Famous magicians such as Harry Blackstone, David Devant, Horace Goldin, Carl Hertz, Servais Le Roy, and Howard Thurston have added the Indian Rope Trick into their stage magic shows. Another very popular trick from India, dating back at least centuries and centuries, is called the Indian basket trick)or the Hindu Basket trick which is commonly performed by professional stage magicians today. Here, is an illusion with a wicker basket in which an assistant is put into the basket and the magic performer then puts swords, at many different angles, into the basket. The conclusion of the trick is when the child or assistant either climbs out of the basket unharmed or reappears from behind the crowd unharmed.

In India, there are centuries old stories of people who have been trained to move objects without touching them and simply by concentrating on the objects to move (telekinesis). But modern magicians are skeptical of the claim, believing a clever trick is involved. Modern magicians have duplicated the mental levitation and mental moving of objects using advanced illusions in their magic. Certain holy men, for centuries in India, are said to have produced a strong visible colored aura around their head and neck, but modern science never had any proof of such an occurrence.

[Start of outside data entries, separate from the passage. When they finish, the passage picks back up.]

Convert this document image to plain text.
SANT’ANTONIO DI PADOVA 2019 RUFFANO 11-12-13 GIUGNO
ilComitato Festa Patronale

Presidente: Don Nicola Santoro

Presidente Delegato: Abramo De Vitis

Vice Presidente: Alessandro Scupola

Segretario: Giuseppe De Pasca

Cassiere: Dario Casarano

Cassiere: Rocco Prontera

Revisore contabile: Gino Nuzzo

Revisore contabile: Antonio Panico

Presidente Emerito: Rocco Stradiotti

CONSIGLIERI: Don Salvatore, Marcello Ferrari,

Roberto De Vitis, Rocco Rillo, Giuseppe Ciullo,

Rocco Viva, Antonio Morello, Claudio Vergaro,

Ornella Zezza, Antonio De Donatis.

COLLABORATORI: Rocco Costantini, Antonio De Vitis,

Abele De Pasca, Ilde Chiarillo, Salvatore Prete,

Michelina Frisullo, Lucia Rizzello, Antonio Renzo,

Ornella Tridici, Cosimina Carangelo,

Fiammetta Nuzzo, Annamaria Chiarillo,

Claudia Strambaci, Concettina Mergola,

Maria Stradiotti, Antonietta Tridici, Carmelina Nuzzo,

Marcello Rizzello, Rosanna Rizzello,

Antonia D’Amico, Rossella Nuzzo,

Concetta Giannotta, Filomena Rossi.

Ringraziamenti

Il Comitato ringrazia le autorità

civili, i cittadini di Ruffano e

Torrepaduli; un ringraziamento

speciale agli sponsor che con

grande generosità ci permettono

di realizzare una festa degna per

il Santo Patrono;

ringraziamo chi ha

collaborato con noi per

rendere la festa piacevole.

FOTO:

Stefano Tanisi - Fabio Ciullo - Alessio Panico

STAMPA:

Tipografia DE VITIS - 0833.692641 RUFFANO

In occultist practices in India, alchemy and astrology are strong subjects, and such as gemstone magic in which precious and semi precious stones are used for healing, protection, and good luck, but apparently the scientific community are not convinced in alchemy, astrology, or gemstone paranormality are valid. In certain remote parts of India, as in certain deep forests or at the tops of certain sacred mountains, in special “safety from wild animals areas, there are certain ascetics who are holy men of certain religions, but chiefly of the Hindu religion, that are believed by their disciples to have the power to produce miracles. Stories of such great wonder workers go back many centuries in India, but stories of these amazing men are greeted by the scientific community with extreme skepticism. At some monasteries, temples, spiritual centers, religious shrines, India, a lar and ashrams in India, there are various priests, swamis, gurus, sris, yogis, abbots, and others who are said by associates to be able to produce a dazzling display of physical psychic and/or mediumistic phenomena through intense meditation or concentration while in self-imposed trances but in general such very gifted people do not seek publicity and especially do not desire fame. Again, the scientific community is very skeptical of such supernatural; paranormal claims. The scientific community would like to meet and see and hear physical demonstrations by such awesome men and any such women as well.

In techniques of meditation, the person thinks of various thoughts about a certain subject; topics; activity to occur from inner mental power. In techniques of concentration, a person tries to focus on one basic thought of some activity to occur through inner mental power to the exclusion of other thoughts that can be related but not really connected to each other. Trying to practice meditation is much easier than trying to practice concentration. And trying to practice concentration is much harder than trying to practice meditation in India, for many centuries, there have been teachers of both meditation and concentration. But, many, many people cannot really concentrate at all, but can only meditate even under instruction from professional teachers of both meditation and concentration with many years of experience.

Perhaps one day, maybe even sooner than later, science and the supernatural shall become accustomed to each other and learn many new and highly interesting things, and India would be just the country for such an occurrence. India, a large nation in South Asia, is, very interestingly, a washed in occultism and magic, from ancient times to the present time.

Harry Blackstone performs the classic “Indian Rope Trick”.